The complainant challenges the decision to dismiss him for misconduct.
termination of employment; misconduct; disciplinary procedure; complaint dismissed
Considerations 2 and 3
Consistent precedent has it that decisions which are made in disciplinary cases are within the discretionary authority of the executive head of an international organization and are subject to limited review. The Tribunal will interfere only if the decision is tainted by a procedural or substantive flaw (see Judgment 3297, under 8). Moreover, where there is an investigation by an investigative body in disciplinary proceedings, the Tribunal’s role is not to reweigh the evidence collected by it, as reserve must be exercised before calling into question the findings of such a body and reviewing its assessment of the evidence. The Tribunal will interfere only in the case of manifest error (see Judgment 3757, under 6).
[T]he Tribunal determines that the complainant’s plea that there was a conspiracy against him is unfounded as he has not produced sufficient evidence to substantiate it. The Tribunal recalls that WHO bears the burden of proof in a case such as this. However, inasmuch as the Tribunal will not reweigh the evidence, its approach when the issue of the burden of proof is raised is to determine whether a finding of guilt beyond a reasonable doubt could properly have been made (see Judgment 3649, under 14).
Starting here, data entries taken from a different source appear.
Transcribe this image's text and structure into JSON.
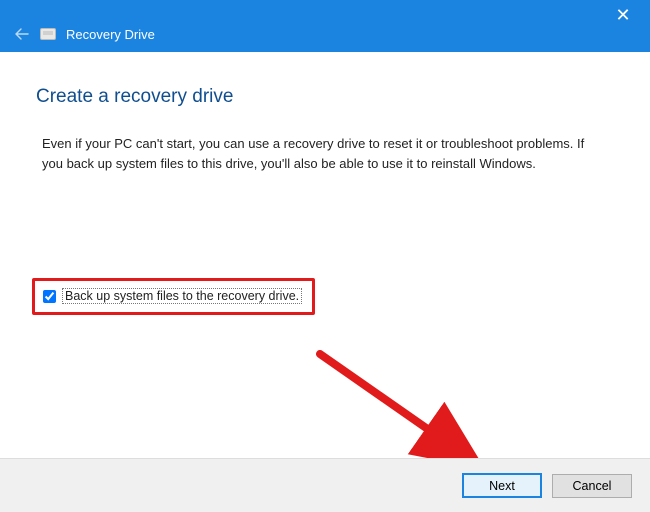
{
  "window": {
    "title": "Recovery Drive"
  },
  "main": {
    "heading": "Create a recovery drive",
    "description": "Even if your PC can't start, you can use a recovery drive to reset it or troubleshoot problems. If you back up system files to this drive, you'll also be able to use it to reinstall Windows."
  },
  "checkbox": {
    "label": "Back up system files to the recovery drive.",
    "checked": true
  },
  "footer": {
    "next": "Next",
    "cancel": "Cancel"
  }
}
Jugement(s) TAOIT: 3297, 3649, 3757
evidence; disciplinary procedure; judicial review; manifest error
The Tribunal’s case law requires due process to be observed in disciplinary proceedings prior to imposing a disciplinary sanction against a staff member. As to due process in the context of an investigation in such proceedings, the Tribunal stated as follows in Judgment 2771, consideration 15 [...].
Jugement(s) TAOIT: 2771
due process; disciplinary procedure
[A]n international organization is entitled to implement appropriate security measures to secure its property.
[T]he Director-General concluded that, as a security guard, the complainant should not have used the privileged access keys, with which he was entrusted to carry out his assigned duties, to unlock the storage room and take the wine which was the property of the Organization for his personal benefit. The Director-General agreed with the HBA that that action was a violation of trust and of the complainant's responsibilities, and that the fact that his sole responsibility was the protection of security and safety of WHO premises was an aggravating factor.